The appeal, which was filed to the Appellate Division in April but made publicly available Thursday, argues that Manafort’s case should be exempt from state double jeopardy, which does not allow the prosecution of a person twice for the same offense, because of the different aspects of the crimes committed in the federal case, which ended with Manafort convicted on eight counts of tax and bank fraud and a hung jury on 10 other counts.

Judge Maxwell Wiley threw out a state indictment against Manafort on December 19 last year after finding state law did not permit his prosecution — as some of the same issues were adjudicated in his federal trial.

Manhattan prosecutors announced a litany of charges against the disgraced ex-Trump campaign boss in March 2019 just minutes after he was sentenced to 7 ½ years behind bars.

Manafort was convicted in Manhattan federal court for crimes relating to his shady consulting work for pro-Russian politicians in Ukraine uncovered by former special counsel Robert Mueller.

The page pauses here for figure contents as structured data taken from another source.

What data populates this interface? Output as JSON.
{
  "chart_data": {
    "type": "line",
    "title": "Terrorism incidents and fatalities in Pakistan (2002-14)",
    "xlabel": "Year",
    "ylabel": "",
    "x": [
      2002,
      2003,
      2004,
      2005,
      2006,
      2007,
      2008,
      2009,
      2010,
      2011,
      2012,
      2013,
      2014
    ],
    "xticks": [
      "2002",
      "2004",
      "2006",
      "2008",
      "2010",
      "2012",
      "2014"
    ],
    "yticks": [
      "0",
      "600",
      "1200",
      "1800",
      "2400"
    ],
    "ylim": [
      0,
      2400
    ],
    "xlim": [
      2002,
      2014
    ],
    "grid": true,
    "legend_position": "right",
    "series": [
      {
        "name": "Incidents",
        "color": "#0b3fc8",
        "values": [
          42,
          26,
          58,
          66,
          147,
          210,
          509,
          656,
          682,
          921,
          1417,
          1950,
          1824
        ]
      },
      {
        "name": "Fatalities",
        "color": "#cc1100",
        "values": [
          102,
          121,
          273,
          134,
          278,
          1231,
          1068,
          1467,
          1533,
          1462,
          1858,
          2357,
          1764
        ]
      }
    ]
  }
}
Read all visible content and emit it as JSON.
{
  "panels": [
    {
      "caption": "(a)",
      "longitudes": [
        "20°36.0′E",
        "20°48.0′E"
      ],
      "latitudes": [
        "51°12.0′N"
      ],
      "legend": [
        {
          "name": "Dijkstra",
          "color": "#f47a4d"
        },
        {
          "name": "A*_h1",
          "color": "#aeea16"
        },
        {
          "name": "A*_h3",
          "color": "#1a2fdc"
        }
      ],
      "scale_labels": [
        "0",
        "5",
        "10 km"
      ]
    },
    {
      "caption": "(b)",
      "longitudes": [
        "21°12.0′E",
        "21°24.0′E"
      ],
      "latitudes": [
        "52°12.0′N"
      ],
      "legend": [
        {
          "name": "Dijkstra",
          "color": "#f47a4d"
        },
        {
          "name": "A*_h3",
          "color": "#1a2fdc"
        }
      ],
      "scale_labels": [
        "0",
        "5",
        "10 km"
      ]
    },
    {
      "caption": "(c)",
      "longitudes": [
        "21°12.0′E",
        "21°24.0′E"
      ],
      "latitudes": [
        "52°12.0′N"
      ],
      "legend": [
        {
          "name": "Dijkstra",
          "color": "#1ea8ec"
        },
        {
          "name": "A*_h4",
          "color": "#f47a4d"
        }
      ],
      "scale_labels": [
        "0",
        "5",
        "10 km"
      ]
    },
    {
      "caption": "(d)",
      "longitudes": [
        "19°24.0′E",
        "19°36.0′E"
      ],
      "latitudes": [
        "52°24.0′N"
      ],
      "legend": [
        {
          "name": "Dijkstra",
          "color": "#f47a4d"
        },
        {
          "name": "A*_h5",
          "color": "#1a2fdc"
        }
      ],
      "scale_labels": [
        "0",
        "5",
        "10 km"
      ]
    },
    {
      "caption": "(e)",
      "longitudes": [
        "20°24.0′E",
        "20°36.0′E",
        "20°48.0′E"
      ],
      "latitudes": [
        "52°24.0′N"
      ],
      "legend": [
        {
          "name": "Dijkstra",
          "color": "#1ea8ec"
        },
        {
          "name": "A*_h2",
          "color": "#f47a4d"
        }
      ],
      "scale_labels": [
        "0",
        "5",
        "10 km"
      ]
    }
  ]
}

Among other charges, prosecutors at the Manhattan DA’s office have accused Manafort of fraudulently obtaining over $19 million in residential mortgage loans and a $1 million line of credit, starting in 2015 and continuing until three days before Trump’s inauguration in 2017. He was also charged with falsifying business records and conspiracy

The appeal states that “key differences” between Manafort’s state and federal case make clear the indictment is not barred by the double jeopardy statute.

The Appellate Division has not yet ruled on the appeal.

Manafort, 71, was freed from prison just over a year into his term in light of fears over the coronavirus pandemic. On May 19, he was released from a federal prison in Pennsylvania and ordered to serve the rest of his sentence in home confinement.